Who: Yakuza, Aseethe, Oryx, Terminator 2
When: Tuesday, 08.14, 8 p.m.
Where: Hi-Dive
Why: Aseethe’s 2017 album Hopes of Failure is a great example of how one can create an immersive experience with heavy music if you’re willing to go beyond how that music has often been conceived in an earlier era. Not just doom or a subgenre of that subgenre, Aseethe’s music is now more like sound design in the form of songs to render an experience through sound and, live, through the visceral dynamics of how that sound is executed. It would be imprecise and wannabe inclusive to call it ambient. It’s not that. It’s not music that can be easily shuffled off into the background if you wish. Aseethe is in good company for this show with Chicago’s Yakuza, a band that has long been pushing the boundaries of heavy music and Denver’s Oryx and Terminator 2 who both don’t just make experimental metal but whose own songs expand what heavy music can be and the forms it can take when the dynamics aren’t essentially the same trying to fit into what doom or grind are “supposed” to sound like.

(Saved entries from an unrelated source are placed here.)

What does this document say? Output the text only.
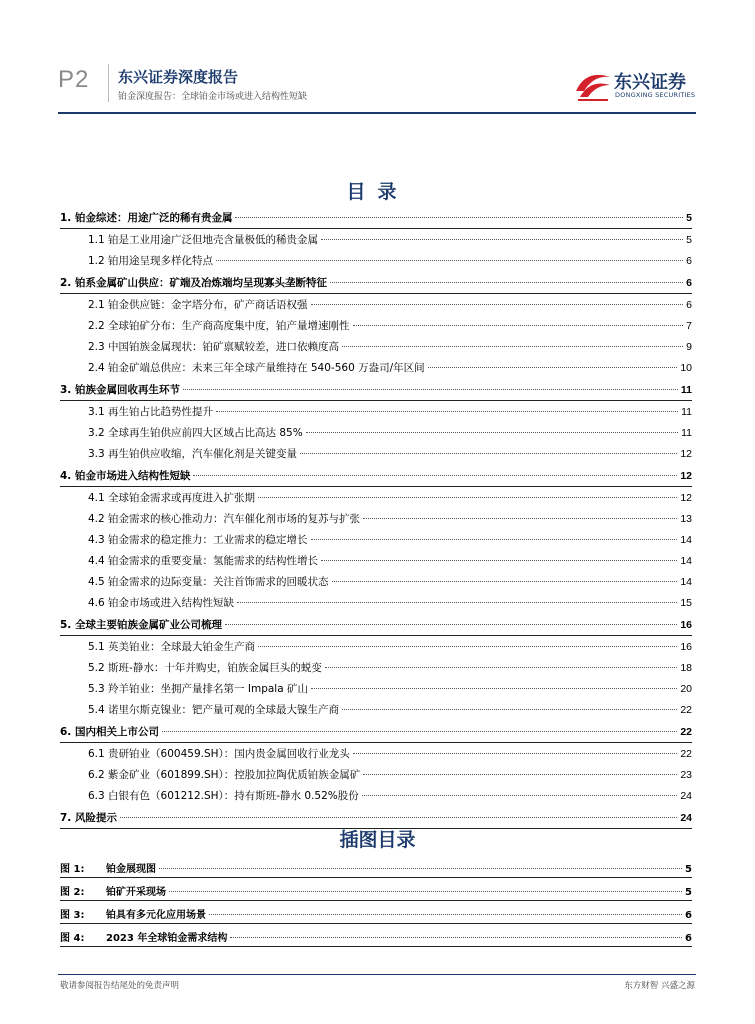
P2 东兴证券深度报告
铂金深度报告：全球铂金市场或进入结构性短缺
东兴证券
DONGXING SECURITIES
目录
1. 铂金综述：用途广泛的稀有贵金属	5
1.1 铂是工业用途广泛但地壳含量极低的稀贵金属	5
1.2 铂用途呈现多样化特点	6
2. 铂系金属矿山供应：矿端及冶炼端均呈现寡头垄断特征	6
2.1 铂金供应链：金字塔分布，矿产商话语权强	6
2.2 全球铂矿分布：生产商高度集中度，铂产量增速刚性	7
2.3 中国铂族金属现状：铂矿禀赋较差，进口依赖度高	9
2.4 铂金矿端总供应：未来三年全球产量维持在 540-560 万盎司/年区间	10
3. 铂族金属回收再生环节	11
3.1 再生铂占比趋势性提升	11
3.2 全球再生铂供应前四大区域占比高达 85%	11
3.3 再生铂供应收缩，汽车催化剂是关键变量	12
4. 铂金市场进入结构性短缺	12
4.1 全球铂金需求或再度进入扩张期	12
4.2 铂金需求的核心推动力：汽车催化剂市场的复苏与扩张	13
4.3 铂金需求的稳定推力：工业需求的稳定增长	14
4.4 铂金需求的重要变量：氢能需求的结构性增长	14
4.5 铂金需求的边际变量：关注首饰需求的回暖状态	14
4.6 铂金市场或进入结构性短缺	15
5. 全球主要铂族金属矿业公司梳理	16
5.1 英美铂业：全球最大铂金生产商	16
5.2 斯班-静水：十年并购史，铂族金属巨头的蜕变	18
5.3 羚羊铂业：坐拥产量排名第一 Impala 矿山	20
5.4 诺里尔斯克镍业：钯产量可观的全球最大镍生产商	22
6. 国内相关上市公司	22
6.1 贵研铂业（600459.SH）：国内贵金属回收行业龙头	22
6.2 紫金矿业（601899.SH）：控股加拉陶优质铂族金属矿	23
6.3 白银有色（601212.SH）：持有斯班-静水 0.52%股份	24
7. 风险提示	24
插图目录
图 1:	铂金展现图	5
图 2:	铂矿开采现场	5
图 3:	铂具有多元化应用场景	6
图 4:	2023 年全球铂金需求结构	6
敬请参阅报告结尾处的免责声明	东方财智 兴盛之源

Who: Beach House w/Sound of Ceres
When: Tuesday, 08.14, 8 p.m.
Where: The Ogden Theatre
Why: It could be argued that Beach House has been in something of a creative rut since 2012’s Bloom, or, less charitably, sine 2008’s Devotion. While it’s albums have been enjoyable and yielding worthwhile songs, and the live shows have been reliably moving, the songwriting was starting to get a little stale. With 2018’s 7, it’s like the band reinvented itself. Maybe with the help of producer Sonic Boom, former member of Spacemen 3 and Spectrum, but this set of songs sounds like Victoria Legrand and Alex Scally recognized a need to break their own boundaries as the songs are far more experimental and adventurous than the duo has ever been. The band’s previous two albums were nice but Beach House is better than merely nice and has now proven it. Sound of Ceres is now based out of New York but the band is originally from Fort Collins, Colorado and its own dreamlike pop music shares the quality of intimate sound and mood and personal mythology that has made Beach House’s music so resonant for anyone with a rich inner life and imagination.

Who: Father John Misty with TV On the Radio
When: Tuesday, 08.14, 6:30 p.m.
Where: Red Rocks
Why: Love him, hate him or find him mundane, at least Father John Misty has some self-awareness of his own creative output. Joshua Tillman, Misty, recently released his new album God’s Favorite Customer and ditched the unifying concept approach to writing the album, which Tillman told Consequence of Sound in April 2018 was “pretentious.” You have to honor that level of frankness and honesty in an artist. Whatever intentionality went into God’s Favorite Customer, the record is a sonically and emotionally rich listen with collaborations with the likes of Haxan Cloak and Weyes Blood. That visionary art rock/downtempo/experimental R&B band TV On the Radio is on the bill too is more than just a bonus.